London, April 2 (IANS) The so called "power poses" - hands pressed to the hips or perhaps leaning back with arms crossed behind the head -- that you witness in your social circles or at work actually demonstrate nothing and are less powerful than we thought.
According to scientists from the University of Zurich in Switzerland, "power poses" affect neither the masculine hormone testosterone, the stress hormone cortisol nor the subjects' actual behaviour.
Earlier research had found that "power poses" or high status gestures are assumed to stimulate both psychological and physiological processes.
Researchers from Harvard Business School concluded in a study in 2010 that "power poses" held for a short time influenced the hormones and the willingness to take financial risks for the subjects participating in the study.
Scientists of the University of Zurich now refute these findings.
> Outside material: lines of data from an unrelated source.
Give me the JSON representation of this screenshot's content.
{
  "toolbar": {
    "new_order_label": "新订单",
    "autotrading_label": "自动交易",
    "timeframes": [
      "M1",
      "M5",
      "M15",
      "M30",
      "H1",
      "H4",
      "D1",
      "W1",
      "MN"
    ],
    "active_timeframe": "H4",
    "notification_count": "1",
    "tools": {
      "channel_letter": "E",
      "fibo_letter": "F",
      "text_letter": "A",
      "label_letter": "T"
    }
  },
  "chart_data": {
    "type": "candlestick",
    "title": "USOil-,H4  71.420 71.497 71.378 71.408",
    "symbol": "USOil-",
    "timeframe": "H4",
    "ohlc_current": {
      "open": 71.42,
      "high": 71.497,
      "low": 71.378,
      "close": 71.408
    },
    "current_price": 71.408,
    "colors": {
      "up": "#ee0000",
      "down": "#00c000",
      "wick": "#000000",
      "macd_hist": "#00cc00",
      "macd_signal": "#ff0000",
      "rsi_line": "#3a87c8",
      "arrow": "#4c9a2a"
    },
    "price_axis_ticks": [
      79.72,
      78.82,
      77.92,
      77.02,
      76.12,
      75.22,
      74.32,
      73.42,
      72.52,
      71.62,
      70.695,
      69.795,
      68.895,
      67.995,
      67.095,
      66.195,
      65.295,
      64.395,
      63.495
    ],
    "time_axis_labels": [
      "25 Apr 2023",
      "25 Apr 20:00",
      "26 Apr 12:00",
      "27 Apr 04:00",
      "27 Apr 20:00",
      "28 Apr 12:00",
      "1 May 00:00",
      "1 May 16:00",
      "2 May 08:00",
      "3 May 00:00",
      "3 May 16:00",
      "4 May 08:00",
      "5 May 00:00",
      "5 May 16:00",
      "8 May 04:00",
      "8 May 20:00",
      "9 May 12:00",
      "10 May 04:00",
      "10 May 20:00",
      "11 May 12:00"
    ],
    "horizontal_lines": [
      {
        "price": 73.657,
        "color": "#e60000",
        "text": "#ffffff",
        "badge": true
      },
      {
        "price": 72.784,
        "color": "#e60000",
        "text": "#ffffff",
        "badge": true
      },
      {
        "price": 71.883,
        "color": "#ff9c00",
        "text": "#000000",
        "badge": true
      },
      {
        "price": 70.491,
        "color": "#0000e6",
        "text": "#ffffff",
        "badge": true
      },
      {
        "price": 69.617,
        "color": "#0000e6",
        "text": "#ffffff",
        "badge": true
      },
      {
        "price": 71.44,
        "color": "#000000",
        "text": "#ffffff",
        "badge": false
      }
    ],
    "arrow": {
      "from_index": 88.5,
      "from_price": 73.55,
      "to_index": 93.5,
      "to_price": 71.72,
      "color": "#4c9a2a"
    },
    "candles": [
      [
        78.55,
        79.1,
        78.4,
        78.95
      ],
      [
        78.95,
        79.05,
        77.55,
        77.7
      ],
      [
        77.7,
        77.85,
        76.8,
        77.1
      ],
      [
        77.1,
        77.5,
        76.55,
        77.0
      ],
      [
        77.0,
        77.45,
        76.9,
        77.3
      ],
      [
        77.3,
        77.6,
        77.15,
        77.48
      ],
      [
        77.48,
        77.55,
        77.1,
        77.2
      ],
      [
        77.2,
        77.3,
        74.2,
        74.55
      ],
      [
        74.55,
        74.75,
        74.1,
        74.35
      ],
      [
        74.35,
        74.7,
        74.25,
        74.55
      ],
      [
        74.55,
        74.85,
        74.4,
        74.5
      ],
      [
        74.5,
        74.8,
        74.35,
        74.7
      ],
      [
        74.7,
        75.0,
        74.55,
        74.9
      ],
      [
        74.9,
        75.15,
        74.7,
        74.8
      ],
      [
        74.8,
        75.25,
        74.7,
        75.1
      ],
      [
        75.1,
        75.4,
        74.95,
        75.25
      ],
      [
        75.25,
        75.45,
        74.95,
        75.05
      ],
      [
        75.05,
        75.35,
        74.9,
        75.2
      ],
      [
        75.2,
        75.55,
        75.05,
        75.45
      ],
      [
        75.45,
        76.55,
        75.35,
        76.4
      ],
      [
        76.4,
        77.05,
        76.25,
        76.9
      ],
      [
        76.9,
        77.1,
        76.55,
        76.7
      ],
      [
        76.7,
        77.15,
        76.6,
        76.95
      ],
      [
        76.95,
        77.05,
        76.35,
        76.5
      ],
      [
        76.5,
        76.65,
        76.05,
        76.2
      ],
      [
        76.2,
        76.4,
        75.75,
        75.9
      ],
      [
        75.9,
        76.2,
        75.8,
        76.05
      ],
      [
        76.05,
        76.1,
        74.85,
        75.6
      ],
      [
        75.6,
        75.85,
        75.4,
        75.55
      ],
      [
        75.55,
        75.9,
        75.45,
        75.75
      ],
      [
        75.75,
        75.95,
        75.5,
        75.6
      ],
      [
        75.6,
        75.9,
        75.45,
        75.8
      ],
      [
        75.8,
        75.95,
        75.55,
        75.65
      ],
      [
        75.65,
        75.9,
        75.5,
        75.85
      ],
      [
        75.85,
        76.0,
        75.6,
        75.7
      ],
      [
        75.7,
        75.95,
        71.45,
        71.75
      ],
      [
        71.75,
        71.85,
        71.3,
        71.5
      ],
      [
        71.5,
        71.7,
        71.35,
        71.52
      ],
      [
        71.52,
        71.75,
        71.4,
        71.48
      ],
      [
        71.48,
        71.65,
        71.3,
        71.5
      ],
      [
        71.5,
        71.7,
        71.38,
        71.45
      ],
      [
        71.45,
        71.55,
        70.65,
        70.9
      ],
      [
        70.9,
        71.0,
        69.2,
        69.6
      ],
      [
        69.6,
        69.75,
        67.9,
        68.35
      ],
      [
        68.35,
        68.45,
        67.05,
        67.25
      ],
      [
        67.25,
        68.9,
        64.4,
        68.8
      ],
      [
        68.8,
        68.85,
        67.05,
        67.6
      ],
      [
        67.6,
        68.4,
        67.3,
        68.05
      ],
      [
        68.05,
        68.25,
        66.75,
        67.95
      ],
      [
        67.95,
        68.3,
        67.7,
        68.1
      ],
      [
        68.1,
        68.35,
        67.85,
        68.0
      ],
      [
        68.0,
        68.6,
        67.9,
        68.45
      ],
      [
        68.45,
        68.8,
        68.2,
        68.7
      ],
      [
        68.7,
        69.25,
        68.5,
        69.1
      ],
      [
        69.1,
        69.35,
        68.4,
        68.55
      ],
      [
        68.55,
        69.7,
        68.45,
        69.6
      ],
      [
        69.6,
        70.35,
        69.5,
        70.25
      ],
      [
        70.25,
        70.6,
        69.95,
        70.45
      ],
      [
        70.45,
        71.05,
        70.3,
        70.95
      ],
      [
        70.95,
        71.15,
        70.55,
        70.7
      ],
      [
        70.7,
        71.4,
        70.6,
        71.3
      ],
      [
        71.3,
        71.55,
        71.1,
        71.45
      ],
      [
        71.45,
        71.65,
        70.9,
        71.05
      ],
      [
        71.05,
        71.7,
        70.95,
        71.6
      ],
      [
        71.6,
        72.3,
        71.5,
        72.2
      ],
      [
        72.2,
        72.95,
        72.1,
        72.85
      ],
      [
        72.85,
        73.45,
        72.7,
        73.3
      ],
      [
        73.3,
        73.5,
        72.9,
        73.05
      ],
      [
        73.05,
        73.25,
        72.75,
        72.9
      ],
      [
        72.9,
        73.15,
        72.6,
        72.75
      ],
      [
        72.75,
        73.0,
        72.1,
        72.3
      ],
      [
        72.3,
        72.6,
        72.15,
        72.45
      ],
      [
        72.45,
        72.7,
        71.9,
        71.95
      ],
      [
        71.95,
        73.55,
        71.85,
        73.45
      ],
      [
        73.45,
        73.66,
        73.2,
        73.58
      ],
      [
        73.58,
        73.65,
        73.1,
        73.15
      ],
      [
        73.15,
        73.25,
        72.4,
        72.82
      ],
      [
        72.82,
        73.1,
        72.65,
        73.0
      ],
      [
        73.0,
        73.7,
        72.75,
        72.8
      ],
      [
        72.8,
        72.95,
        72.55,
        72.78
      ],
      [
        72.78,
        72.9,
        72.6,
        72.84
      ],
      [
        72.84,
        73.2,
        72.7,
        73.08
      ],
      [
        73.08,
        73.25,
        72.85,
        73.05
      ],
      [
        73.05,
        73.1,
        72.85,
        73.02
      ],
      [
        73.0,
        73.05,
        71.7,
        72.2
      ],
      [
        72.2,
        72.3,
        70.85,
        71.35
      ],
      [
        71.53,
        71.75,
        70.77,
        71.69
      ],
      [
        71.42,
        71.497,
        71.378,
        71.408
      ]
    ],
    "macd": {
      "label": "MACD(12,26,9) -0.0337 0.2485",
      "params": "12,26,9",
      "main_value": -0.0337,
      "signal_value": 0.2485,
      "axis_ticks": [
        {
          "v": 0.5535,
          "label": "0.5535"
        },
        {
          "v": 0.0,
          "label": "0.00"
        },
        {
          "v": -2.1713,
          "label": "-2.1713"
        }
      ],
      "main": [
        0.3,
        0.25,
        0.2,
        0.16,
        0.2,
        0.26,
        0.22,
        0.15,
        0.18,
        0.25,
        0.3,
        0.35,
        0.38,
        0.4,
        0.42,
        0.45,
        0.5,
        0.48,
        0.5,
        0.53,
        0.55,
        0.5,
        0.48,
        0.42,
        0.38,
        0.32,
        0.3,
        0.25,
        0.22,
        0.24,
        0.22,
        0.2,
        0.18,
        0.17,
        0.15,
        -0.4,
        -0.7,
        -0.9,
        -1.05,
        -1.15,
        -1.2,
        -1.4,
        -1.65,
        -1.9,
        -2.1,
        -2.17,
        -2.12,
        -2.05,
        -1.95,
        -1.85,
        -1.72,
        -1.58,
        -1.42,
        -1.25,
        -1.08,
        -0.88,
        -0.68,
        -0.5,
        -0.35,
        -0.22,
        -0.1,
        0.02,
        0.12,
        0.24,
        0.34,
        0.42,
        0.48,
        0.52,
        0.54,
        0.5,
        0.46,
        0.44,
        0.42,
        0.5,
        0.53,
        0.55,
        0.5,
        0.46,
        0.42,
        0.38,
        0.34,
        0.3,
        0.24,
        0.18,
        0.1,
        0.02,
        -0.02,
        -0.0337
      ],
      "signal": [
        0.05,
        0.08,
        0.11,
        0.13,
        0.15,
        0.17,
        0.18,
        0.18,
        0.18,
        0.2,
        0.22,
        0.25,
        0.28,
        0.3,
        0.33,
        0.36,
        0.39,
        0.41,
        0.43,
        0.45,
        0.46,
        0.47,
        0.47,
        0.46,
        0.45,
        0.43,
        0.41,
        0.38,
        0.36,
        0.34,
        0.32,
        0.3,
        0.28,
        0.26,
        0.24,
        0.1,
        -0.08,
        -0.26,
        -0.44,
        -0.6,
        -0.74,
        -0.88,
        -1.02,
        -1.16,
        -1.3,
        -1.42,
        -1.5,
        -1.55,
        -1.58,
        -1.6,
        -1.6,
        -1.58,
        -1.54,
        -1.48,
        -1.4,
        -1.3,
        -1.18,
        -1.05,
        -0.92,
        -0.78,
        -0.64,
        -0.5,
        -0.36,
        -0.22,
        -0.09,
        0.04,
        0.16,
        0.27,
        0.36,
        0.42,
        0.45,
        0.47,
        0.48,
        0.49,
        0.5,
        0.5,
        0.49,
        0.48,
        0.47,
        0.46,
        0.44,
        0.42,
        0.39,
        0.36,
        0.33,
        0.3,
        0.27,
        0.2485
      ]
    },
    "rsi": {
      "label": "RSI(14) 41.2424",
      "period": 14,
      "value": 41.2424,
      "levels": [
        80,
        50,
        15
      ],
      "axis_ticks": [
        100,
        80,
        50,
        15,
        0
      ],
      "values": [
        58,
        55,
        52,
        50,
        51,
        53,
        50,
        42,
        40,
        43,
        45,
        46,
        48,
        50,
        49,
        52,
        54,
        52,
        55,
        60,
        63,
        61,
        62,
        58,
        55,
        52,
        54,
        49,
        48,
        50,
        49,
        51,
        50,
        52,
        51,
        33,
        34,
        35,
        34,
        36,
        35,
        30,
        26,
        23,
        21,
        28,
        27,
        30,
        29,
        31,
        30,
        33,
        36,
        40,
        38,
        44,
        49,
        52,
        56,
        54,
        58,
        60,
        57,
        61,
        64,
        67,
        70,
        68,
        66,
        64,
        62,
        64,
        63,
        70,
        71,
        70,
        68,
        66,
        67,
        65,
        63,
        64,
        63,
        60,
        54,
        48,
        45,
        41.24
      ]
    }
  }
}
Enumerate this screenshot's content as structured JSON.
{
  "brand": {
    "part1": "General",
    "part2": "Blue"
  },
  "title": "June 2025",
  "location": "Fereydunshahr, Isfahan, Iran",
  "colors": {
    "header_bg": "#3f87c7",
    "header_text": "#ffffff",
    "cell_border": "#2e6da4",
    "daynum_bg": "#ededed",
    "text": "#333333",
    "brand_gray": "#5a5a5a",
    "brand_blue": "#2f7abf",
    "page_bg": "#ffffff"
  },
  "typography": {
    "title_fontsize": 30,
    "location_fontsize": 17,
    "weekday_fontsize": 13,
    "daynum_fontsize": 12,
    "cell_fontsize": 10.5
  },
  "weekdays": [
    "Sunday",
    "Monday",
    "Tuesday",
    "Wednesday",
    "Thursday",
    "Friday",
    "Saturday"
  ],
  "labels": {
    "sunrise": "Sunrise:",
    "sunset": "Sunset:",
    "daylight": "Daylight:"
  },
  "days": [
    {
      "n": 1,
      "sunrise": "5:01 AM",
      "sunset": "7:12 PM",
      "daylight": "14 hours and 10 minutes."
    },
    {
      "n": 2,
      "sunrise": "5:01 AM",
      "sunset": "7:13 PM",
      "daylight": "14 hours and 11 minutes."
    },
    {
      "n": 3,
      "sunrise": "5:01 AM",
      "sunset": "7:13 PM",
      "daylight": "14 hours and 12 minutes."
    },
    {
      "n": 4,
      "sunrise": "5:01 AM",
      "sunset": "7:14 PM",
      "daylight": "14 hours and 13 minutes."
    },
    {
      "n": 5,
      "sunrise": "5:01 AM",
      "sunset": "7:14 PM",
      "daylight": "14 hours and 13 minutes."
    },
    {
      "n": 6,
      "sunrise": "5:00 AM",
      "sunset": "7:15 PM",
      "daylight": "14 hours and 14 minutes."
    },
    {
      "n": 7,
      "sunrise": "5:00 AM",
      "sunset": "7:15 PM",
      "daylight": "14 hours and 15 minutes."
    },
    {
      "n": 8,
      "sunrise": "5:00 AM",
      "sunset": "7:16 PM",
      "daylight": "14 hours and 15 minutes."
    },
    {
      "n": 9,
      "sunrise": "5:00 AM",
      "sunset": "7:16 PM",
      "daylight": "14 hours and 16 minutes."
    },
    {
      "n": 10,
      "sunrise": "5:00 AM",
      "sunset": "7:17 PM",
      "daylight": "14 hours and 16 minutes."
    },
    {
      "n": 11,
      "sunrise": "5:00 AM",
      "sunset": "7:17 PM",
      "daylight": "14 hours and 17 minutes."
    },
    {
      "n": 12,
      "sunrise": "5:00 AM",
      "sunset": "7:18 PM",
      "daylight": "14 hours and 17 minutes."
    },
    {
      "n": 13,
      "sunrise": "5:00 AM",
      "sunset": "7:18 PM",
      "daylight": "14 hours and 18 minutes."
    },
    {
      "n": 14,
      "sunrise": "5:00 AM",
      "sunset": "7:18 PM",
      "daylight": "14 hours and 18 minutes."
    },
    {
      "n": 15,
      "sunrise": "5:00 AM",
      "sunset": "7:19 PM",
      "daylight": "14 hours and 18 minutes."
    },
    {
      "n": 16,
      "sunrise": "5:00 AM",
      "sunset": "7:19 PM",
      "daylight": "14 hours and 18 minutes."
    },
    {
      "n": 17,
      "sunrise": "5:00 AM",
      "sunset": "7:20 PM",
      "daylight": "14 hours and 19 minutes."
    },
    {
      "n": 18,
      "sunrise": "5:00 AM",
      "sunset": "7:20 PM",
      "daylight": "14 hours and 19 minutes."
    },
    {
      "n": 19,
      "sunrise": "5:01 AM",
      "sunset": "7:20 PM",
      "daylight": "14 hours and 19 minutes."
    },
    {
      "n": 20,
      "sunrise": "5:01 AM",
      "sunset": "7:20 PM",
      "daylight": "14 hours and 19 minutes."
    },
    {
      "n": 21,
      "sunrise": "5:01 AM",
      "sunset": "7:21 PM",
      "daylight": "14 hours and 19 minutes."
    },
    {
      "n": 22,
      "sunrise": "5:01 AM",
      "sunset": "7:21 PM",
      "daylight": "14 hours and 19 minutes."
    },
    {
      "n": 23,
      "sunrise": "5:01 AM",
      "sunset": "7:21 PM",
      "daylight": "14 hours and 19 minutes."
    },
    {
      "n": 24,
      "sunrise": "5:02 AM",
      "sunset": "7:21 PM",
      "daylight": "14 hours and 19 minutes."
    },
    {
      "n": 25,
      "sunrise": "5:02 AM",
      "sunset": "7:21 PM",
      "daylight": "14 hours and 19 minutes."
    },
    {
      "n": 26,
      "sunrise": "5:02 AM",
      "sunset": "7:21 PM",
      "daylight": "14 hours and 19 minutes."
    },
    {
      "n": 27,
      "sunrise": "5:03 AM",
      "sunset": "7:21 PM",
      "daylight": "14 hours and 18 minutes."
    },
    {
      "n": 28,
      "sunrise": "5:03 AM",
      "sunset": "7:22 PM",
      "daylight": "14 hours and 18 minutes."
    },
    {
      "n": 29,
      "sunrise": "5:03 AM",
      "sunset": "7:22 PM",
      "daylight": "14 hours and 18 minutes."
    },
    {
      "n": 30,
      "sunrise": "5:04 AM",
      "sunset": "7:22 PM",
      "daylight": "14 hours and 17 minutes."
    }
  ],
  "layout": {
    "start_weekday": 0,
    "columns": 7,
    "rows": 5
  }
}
"The main influence of 'power poses' is the fact that subjects realise that they feel more self-confident. We find no proof, however, that this has any effect on their behaviour or their physiology," said study leader Eva Ranehill.
In the study, 102 men and 98 women, most of them students from Zurich, were randomly assigned to take on bodily poses with "much power" or "little power".
The participants completed a task involving their willingness to take on financial risk where they could choose between a fixed monetary sum and a risky lottery game, the same conditions as in the 2010 study at Harvard.
The risky option was a lottery with a 50 percent chance of winning either 10 or zero francs. The fixed option varied from two to seven francs.
In order to assess the effect of the power poses on hormonal levels, two saliva samples from each subject were collected and analysed.
The first saliva sample was taken before the participants had assumed the higher or lower positions and the second at the end of the study, after the behavioural tasks.
"Our study is much more meaningful than the original study, as we have much more data," stated co-author professor Roberto Weber.
"The greater number of subjects in our study makes it much less probable that our results are due to coincidence," he concluded.